If anyone ever wonders why bike racing will never get big in the US, look no further than the Amgen Tour of California. Granted we got a hill-top finish but it was a hill-top in the middle of nowhere. Not only that, I tried to get there by going up the road in the other direction (Sierra Road, Felter and Calaveras form a loop) but no cigar.  Here was a diligent highway patrol officer blocking the road 6.5 MILES from the finish! Wouldn't want to have any problems with congestion now would we? Only a handful of local residents, who couldn't care less about riding, were let through. None of them were friendly enough to give me a ride.

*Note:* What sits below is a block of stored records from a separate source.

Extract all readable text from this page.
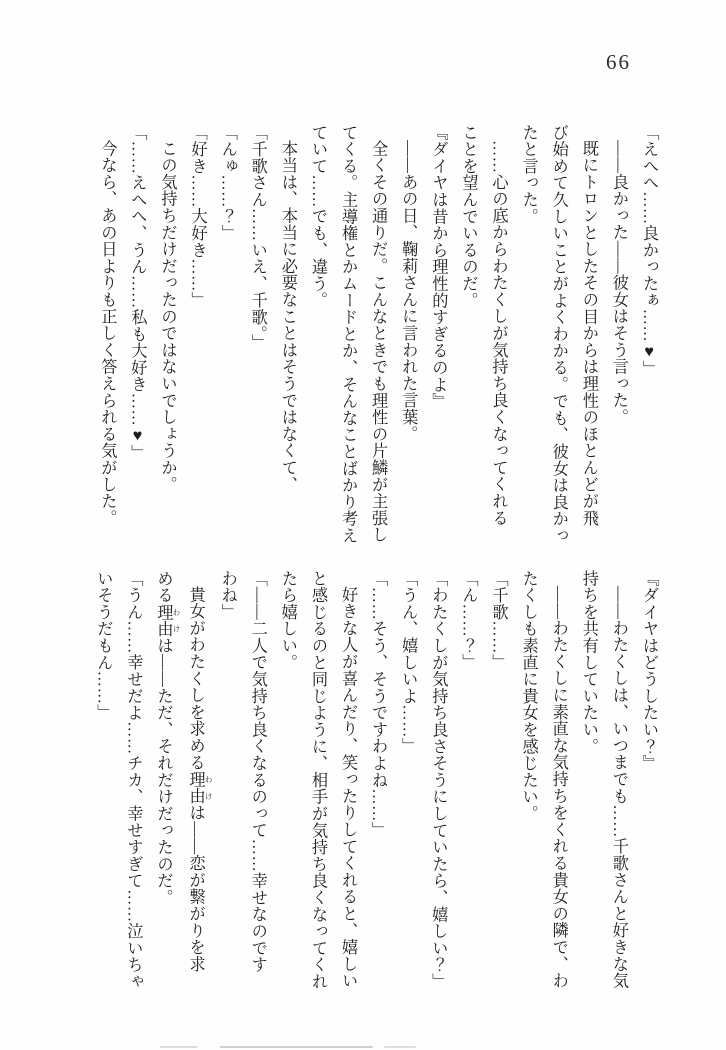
66
「えへへ……良かったぁ……♥」
——良かった——彼女はそう言った。
既にトロンとしたその目からは理性のほとんどが飛
び始めて久しいことがよくわかる。でも、彼女は良かっ
たと言った。
……心の底からわたくしが気持ち良くなってくれる
ことを望んでいるのだ。
『ダイヤは昔から理性的すぎるのよ』
——あの日、鞠莉さんに言われた言葉。
全くその通りだ。こんなときでも理性の片鱗が主張し
てくる。主導権とかムードとか、そんなことばかり考え
ていて……でも、違う。
本当は、本当に必要なことはそうではなくて、
「千歌さん……いえ、千歌。」
「んゅ……？」
「好き……大好き……」
この気持ちだけだったのではないでしょうか。
「……えへへ、うん……私も大好き……♥」
今なら、あの日よりも正しく答えられる気がした。
『ダイヤはどうしたい？』
——わたくしは、いつまでも……千歌さんと好きな気
持ちを共有していたい。
——わたくしに素直な気持ちをくれる貴女の隣で、わ
たくしも素直に貴女を感じたい。
「千歌……」
「ん……？」
「わたくしが気持ち良さそうにしていたら、嬉しい？」
「うん、嬉しいよ……」
「……そう、そうですわよね……」
好きな人が喜んだり、笑ったりしてくれると、嬉しい
と感じるのと同じように、相手が気持ち良くなってくれ
たら嬉しい。
「——二人で気持ち良くなるのって……幸せなのです
わね」
貴女がわたくしを求める理由 わけは——恋が繋がりを求
める理由 わけは——ただ、それだけだったのだ。
「うん……幸せだよ……チカ、幸せすぎて……泣いちゃ
いそうだもん……」
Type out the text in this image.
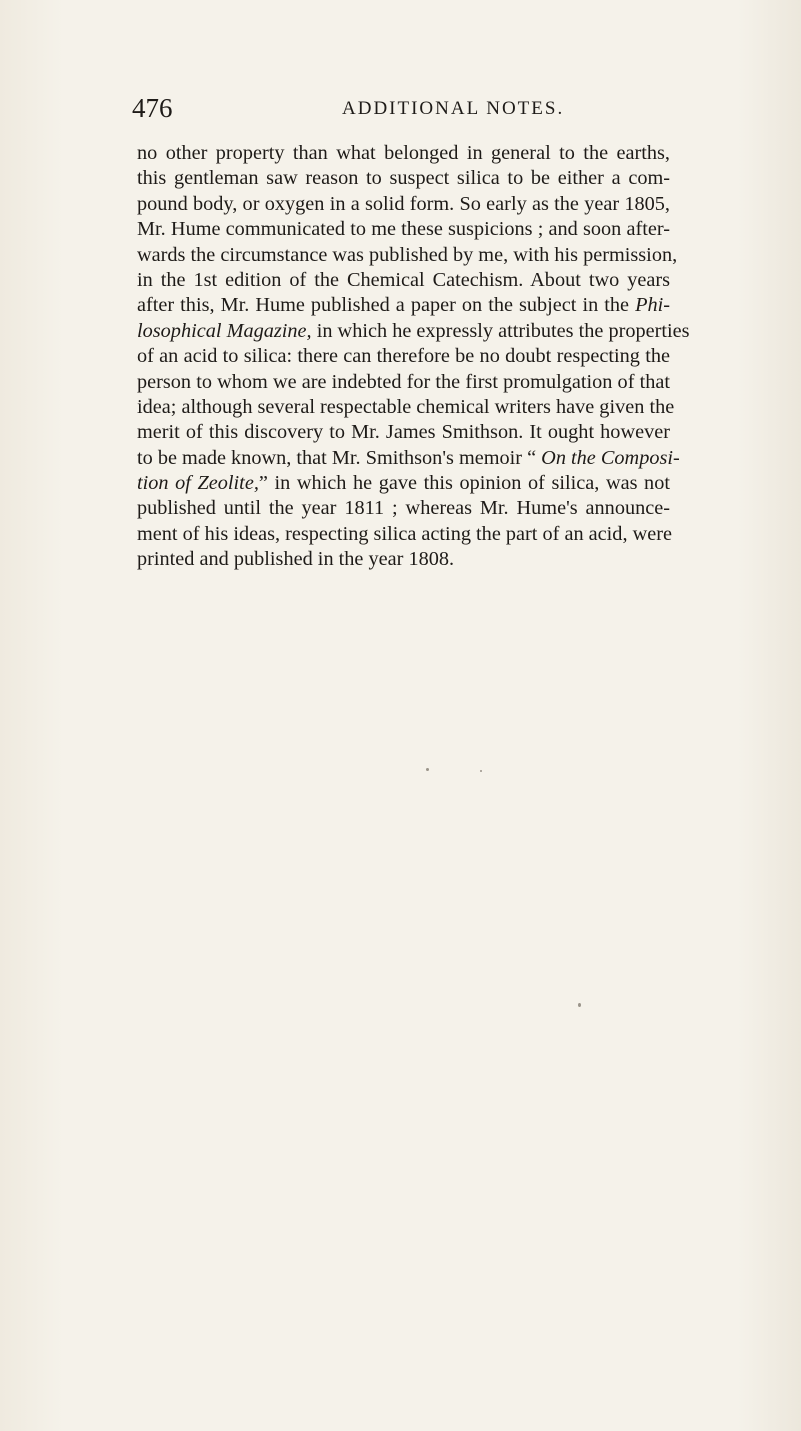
476	ADDITIONAL NOTES.
no other property than what belonged in general to the earths,
this gentleman saw reason to suspect silica to be either a com-
pound body, or oxygen in a solid form. So early as the year 1805,
Mr. Hume communicated to me these suspicions ; and soon after-
wards the circumstance was published by me, with his permission,
in the 1st edition of the Chemical Catechism. About two years
after this, Mr. Hume published a paper on the subject in the Phi-
losophical Magazine, in which he expressly attributes the properties
of an acid to silica: there can therefore be no doubt respecting the
person to whom we are indebted for the first promulgation of that
idea; although several respectable chemical writers have given the
merit of this discovery to Mr. James Smithson. It ought however
to be made known, that Mr. Smithson's memoir “ On the Composi-
tion of Zeolite,” in which he gave this opinion of silica, was not
published until the year 1811 ; whereas Mr. Hume's announce-
ment of his ideas, respecting silica acting the part of an acid, were
printed and published in the year 1808.
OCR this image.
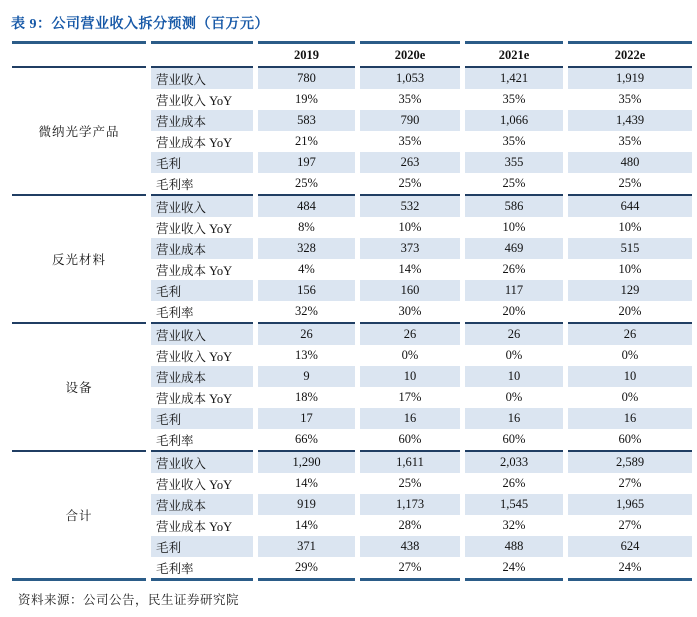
表 9：公司营业收入拆分预测（百万元）
		2019	2020e	2021e	2022e
微纳光学产品	营业收入	780	1,053	1,421	1,919
	营业收入 YoY	19%	35%	35%	35%
	营业成本	583	790	1,066	1,439
	营业成本 YoY	21%	35%	35%	35%
	毛利	197	263	355	480
	毛利率	25%	25%	25%	25%
反光材料	营业收入	484	532	586	644
	营业收入 YoY	8%	10%	10%	10%
	营业成本	328	373	469	515
	营业成本 YoY	4%	14%	26%	10%
	毛利	156	160	117	129
	毛利率	32%	30%	20%	20%
设备	营业收入	26	26	26	26
	营业收入 YoY	13%	0%	0%	0%
	营业成本	9	10	10	10
	营业成本 YoY	18%	17%	0%	0%
	毛利	17	16	16	16
	毛利率	66%	60%	60%	60%
合计	营业收入	1,290	1,611	2,033	2,589
	营业收入 YoY	14%	25%	26%	27%
	营业成本	919	1,173	1,545	1,965
	营业成本 YoY	14%	28%	32%	27%
	毛利	371	438	488	624
	毛利率	29%	27%	24%	24%
资料来源：公司公告，民生证券研究院
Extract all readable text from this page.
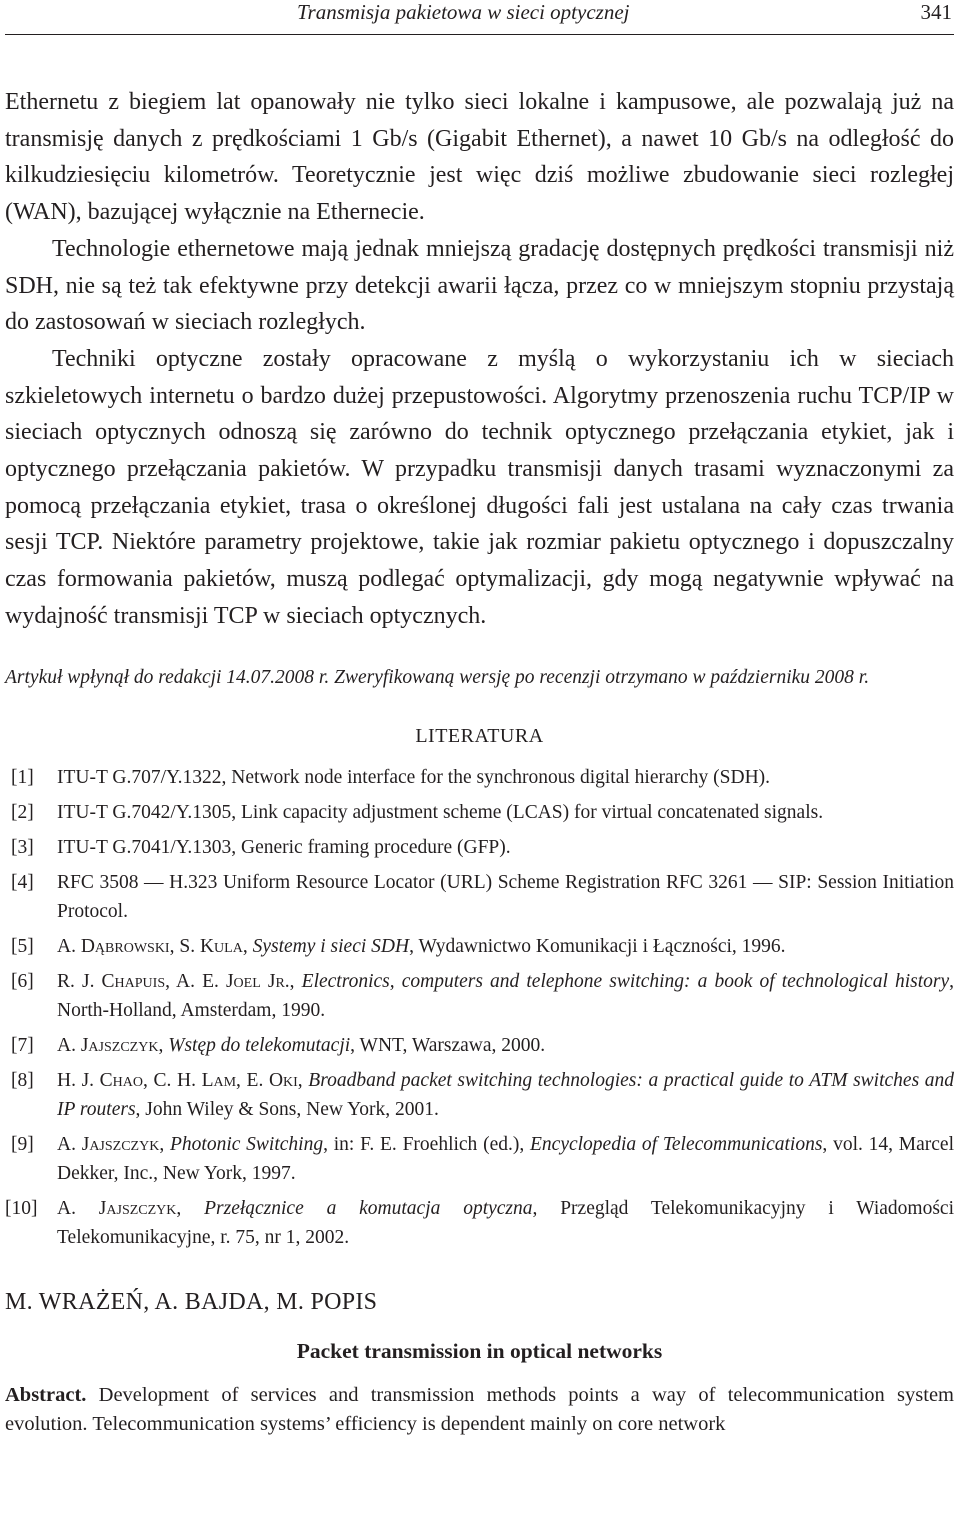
Transmisja pakietowa w sieci optycznej	341

Ethernetu z biegiem lat opanowały nie tylko sieci lokalne i kampusowe, ale pozwalają już na transmisję danych z prędkościami 1 Gb/s (Gigabit Ethernet), a nawet 10 Gb/s na odległość do kilkudziesięciu kilometrów. Teoretycznie jest więc dziś możliwe zbudowanie sieci rozległej (WAN), bazującej wyłącznie na Ethernecie.

Technologie ethernetowe mają jednak mniejszą gradację dostępnych prędkości transmisji niż SDH, nie są też tak efektywne przy detekcji awarii łącza, przez co w mniejszym stopniu przystają do zastosowań w sieciach rozległych.

Techniki optyczne zostały opracowane z myślą o wykorzystaniu ich w sieciach szkieletowych internetu o bardzo dużej przepustowości. Algorytmy przenoszenia ruchu TCP/IP w sieciach optycznych odnoszą się zarówno do technik optycznego przełączania etykiet, jak i optycznego przełączania pakietów. W przypadku transmisji danych trasami wyznaczonymi za pomocą przełączania etykiet, trasa o określonej długości fali jest ustalana na cały czas trwania sesji TCP. Niektóre parametry projektowe, takie jak rozmiar pakietu optycznego i dopuszczalny czas formowania pakietów, muszą podlegać optymalizacji, gdy mogą negatywnie wpływać na wydajność transmisji TCP w sieciach optycznych.

Artykuł wpłynął do redakcji 14.07.2008 r. Zweryfikowaną wersję po recenzji otrzymano w październiku 2008 r.
LITERATURA
[1]	ITU-T G.707/Y.1322, Network node interface for the synchronous digital hierarchy (SDH).
[2]	ITU-T G.7042/Y.1305, Link capacity adjustment scheme (LCAS) for virtual concatenated signals.
[3]	ITU-T G.7041/Y.1303, Generic framing procedure (GFP).
[4]	RFC 3508 — H.323 Uniform Resource Locator (URL) Scheme Registration RFC 3261 — SIP: Session Initiation Protocol.
[5]	A. Dąbrowski, S. Kula, Systemy i sieci SDH, Wydawnictwo Komunikacji i Łączności, 1996.
[6]	R. J. Chapuis, A. E. Joel Jr., Electronics, computers and telephone switching: a book of technological history, North-Holland, Amsterdam, 1990.
[7]	A. Jajszczyk, Wstęp do telekomutacji, WNT, Warszawa, 2000.
[8]	H. J. Chao, C. H. Lam, E. Oki, Broadband packet switching technologies: a practical guide to ATM switches and IP routers, John Wiley & Sons, New York, 2001.
[9]	A. Jajszczyk, Photonic Switching, in: F. E. Froehlich (ed.), Encyclopedia of Telecommunications, vol. 14, Marcel Dekker, Inc., New York, 1997.
[10]	A. Jajszczyk, Przełącznice a komutacja optyczna, Przegląd Telekomunikacyjny i Wiadomości Telekomunikacyjne, r. 75, nr 1, 2002.
M. WRAŻEŃ, A. BAJDA, M. POPIS
Packet transmission in optical networks
Abstract. Development of services and transmission methods points a way of telecommunication system evolution. Telecommunication systems’ efficiency is dependent mainly on core network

Felter to Sierra, 6.5 miles of emptiness

Sierra, Felter and Calaveras are insignificant roads. Not much traffic there, only a few locals who go in and out. But the road at the Calaveras-Felter end is wide and it would have been easy to park on the shoulder in many locations without blocking the non-existing traffic. Yet someone thought it would be better to close the entire road for several hours? This was no doubt an effort to make sure not too many spectators would show up???

Lots of empty space. The finish is over the hill somewhere

When we went to see Fl├Ęche Wallonne in Huy in April, we were able to drive to within a km from the finish. And that just half an hour before the race was due to arrive in the middle of the city.

And the headlines? "An oldster of 39 grips the power in California" is what Sporza calls it. You could think it is unfair to Chris Horner, who put in a valiant effort and then boasted only Contador could beat him, but it is what it is: Geriatric cycling.

Andy Schleck, who only lamented the fact that he would have loved to win it for Wouter, said he "was surprised his form was so good already." Clearly Andy must think he was on a training ride among the geriatric public.

But that did not deter the folks from TrainingPeaks from discovering another first-in-class, superhuman performance. Here is what Hunter Allen sent the coaches group this morning: "STAGE 4  -RORY'S FILE!!!    6.3w/kg !!!!  HOLY MOLEY!!!!!!" Read it and weep people.  This is what it takes to be one of the world's best.

One of the world's best, in a performance that by the numbers at least outdid the infamous Schleck-Contador 2010 Tourmalet day (their power was rated at 5.9W/kg) is none other than Rory Sutherland. Rory, a compatriot of the soon-to-be-the oldest Tour winner, may be a great rider -I don't know him- but he has a rather modest prize list so far. He did win the Australian U23 National Road Championships and a few races stateside, but so far all the major events have eluded him. He is now however, the official king of the gadgets.